This book provides a comprehensive assessment of the legal issues surrounding
the implementation of REDD+ in Indonesia. REDD+ includes countries’
efforts to reduce emissions from deforestation and forest degradation as well as
fostering conservation, sustainable forest management, and enhancing forest
carbon stocks. The focus on Indonesia provides a lens through which to
understand the many difficulties that tropical rainforest developing countries
face when engaging with the REDD+ project. In the first place, they must
engage in the international REDD+ negotiations under the United Nations
Framework Convention on Climate Change (UNFCCC) so as to influence
the taking of any decisions that may affect them. Country positions are not
necessarily aligned, as some States look forward to participating in a REDD+
international carbon credit market while others eschew the market entirely
and prefer a public funding approach. In addition, the REDD+ decisions that
have emerged incrementally since 2007 place binding obligations on developing
countries to move gradually towards a system where their emissions
reduction activities can be internationally verified. As this book shows, this
must be achieved while at the same time complying with the REDD+ safeguards.

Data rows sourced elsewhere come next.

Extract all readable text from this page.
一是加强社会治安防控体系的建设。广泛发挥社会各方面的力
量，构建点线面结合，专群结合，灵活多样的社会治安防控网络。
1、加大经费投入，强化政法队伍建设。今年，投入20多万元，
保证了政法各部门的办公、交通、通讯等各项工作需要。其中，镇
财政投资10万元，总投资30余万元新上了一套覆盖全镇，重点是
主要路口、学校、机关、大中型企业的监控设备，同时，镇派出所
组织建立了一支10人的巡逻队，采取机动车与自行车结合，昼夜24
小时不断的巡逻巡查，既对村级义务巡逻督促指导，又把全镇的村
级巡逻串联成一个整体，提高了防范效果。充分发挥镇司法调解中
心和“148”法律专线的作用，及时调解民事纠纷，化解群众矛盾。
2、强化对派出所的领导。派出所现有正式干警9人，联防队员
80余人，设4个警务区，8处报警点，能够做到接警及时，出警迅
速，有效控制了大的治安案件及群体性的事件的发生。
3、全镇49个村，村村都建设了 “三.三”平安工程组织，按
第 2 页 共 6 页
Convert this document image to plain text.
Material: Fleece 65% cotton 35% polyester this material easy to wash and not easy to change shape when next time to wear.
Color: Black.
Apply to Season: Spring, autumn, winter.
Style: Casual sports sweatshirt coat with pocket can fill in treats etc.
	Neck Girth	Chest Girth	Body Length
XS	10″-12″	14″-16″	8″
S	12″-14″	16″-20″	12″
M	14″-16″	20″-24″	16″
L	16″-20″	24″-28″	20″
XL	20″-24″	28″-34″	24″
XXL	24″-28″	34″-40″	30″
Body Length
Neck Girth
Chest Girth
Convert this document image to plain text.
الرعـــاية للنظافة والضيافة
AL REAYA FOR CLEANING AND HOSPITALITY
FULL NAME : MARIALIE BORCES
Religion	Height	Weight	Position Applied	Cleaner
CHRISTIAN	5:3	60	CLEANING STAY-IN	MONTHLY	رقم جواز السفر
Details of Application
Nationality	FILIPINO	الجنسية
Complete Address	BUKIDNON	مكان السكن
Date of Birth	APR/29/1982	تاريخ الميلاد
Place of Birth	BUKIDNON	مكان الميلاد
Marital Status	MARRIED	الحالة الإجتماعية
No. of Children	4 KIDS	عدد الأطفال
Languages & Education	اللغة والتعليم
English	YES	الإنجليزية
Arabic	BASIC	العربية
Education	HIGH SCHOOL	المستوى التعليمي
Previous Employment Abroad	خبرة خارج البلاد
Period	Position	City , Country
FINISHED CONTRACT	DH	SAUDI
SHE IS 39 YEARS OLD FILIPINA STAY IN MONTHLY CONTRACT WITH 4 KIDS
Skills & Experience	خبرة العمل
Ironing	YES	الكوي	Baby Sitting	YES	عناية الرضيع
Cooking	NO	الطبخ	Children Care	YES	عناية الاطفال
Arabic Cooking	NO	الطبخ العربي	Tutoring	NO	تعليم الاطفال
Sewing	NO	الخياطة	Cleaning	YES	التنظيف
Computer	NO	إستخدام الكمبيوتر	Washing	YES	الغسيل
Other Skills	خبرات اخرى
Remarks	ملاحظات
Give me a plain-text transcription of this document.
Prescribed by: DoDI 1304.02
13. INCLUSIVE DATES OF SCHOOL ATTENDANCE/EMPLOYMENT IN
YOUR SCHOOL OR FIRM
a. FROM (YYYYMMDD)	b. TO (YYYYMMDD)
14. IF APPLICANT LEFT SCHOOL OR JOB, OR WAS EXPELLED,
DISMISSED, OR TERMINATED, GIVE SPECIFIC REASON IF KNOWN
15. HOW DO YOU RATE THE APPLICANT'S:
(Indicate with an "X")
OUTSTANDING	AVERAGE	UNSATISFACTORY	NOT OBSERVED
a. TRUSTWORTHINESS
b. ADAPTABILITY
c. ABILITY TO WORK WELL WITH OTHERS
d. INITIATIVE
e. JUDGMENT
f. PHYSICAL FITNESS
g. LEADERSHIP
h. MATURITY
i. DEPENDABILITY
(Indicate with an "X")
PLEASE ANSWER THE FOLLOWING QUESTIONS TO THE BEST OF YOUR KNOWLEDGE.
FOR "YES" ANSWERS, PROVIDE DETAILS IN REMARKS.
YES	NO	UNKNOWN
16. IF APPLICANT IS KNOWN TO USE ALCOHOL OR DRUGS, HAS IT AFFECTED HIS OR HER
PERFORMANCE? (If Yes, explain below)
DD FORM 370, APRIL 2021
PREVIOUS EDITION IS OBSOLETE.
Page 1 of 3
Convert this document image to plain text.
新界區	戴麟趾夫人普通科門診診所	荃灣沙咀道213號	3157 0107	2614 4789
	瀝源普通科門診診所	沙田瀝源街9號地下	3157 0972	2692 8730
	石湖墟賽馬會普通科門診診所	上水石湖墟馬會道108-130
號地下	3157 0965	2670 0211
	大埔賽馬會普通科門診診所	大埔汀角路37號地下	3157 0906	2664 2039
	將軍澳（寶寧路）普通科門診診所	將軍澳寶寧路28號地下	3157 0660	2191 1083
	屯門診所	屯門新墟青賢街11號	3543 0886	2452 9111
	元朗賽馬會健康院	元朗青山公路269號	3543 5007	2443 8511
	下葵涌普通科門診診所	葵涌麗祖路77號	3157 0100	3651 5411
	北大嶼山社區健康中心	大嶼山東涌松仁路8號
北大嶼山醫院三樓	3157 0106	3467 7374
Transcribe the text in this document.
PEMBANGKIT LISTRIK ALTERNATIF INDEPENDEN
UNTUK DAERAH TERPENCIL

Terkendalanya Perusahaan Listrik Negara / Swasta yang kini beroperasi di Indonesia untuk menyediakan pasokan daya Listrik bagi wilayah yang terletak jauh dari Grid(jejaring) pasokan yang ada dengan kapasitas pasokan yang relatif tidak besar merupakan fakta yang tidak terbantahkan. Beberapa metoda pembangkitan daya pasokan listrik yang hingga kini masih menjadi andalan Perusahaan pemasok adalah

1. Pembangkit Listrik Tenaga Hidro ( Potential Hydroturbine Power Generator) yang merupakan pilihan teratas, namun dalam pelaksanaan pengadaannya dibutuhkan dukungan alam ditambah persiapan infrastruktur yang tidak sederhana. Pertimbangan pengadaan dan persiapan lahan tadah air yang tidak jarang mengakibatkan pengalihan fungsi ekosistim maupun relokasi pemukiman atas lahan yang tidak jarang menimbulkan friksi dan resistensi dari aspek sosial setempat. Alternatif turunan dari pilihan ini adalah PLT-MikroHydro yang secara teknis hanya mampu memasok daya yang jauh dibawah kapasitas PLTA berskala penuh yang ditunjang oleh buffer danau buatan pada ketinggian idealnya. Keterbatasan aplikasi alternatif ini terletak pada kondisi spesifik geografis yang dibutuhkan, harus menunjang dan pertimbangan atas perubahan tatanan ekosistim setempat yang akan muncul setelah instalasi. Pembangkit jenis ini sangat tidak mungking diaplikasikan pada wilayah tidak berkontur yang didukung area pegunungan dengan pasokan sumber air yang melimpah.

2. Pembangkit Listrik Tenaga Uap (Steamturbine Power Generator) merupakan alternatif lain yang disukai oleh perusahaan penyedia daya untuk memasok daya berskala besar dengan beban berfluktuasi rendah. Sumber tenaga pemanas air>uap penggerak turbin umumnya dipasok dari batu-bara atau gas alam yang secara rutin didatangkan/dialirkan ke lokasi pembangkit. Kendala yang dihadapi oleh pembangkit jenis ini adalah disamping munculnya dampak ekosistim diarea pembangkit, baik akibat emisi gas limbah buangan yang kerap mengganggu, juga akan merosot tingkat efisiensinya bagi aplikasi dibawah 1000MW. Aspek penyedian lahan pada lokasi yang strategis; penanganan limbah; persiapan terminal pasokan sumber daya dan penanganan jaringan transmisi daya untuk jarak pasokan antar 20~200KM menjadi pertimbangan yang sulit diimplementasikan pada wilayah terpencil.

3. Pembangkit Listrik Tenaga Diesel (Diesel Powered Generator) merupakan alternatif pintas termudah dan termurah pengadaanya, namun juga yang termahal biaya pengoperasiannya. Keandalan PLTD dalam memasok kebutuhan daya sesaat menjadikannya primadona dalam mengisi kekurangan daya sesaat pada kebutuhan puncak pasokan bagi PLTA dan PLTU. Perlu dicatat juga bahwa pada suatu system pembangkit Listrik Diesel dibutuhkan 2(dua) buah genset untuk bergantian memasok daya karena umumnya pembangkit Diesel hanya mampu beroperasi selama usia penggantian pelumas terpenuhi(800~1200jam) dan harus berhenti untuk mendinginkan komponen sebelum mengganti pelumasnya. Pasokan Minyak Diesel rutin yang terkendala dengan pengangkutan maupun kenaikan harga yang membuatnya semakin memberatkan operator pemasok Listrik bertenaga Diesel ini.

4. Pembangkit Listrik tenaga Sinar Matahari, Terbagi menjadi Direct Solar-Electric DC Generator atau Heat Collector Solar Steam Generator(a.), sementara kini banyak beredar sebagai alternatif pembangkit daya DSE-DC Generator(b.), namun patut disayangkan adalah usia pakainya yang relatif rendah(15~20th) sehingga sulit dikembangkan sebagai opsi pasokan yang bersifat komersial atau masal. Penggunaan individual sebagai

The obligations are, by any measure, significant. The purpose of this
book is to shine a light on Indonesia’s progress with embracing REDD+ as a
national priority for reducing its greenhouse gas emissions. This experience
can serve as a useful guide to those who wish to investigate comparatively
the implementation of REDD+ in other jurisdictions, albeit that differing
economic, social, cultural, legal and political structures will always provide
the prevailing context.
Deforestation in tropical rainforest countries is a significant contributor
to human-induced climate change. Deforestation, especially in the tropics,
contributes around 20 per cent of annual global greenhouse gas (GHG) emissions
and, in the case of Indonesia, amounts to 85 per cent of its annual emissions
from human activities (Sari et al. 2007: 3), making Indonesia the third
highest emitter of GHGs in the world. REDD+ is a key international policy
being adopted to reduce these GHGs and was formally adopted under the
UNFCCC at the Thirteenth Conference of the Parties (COP 13) in Bali.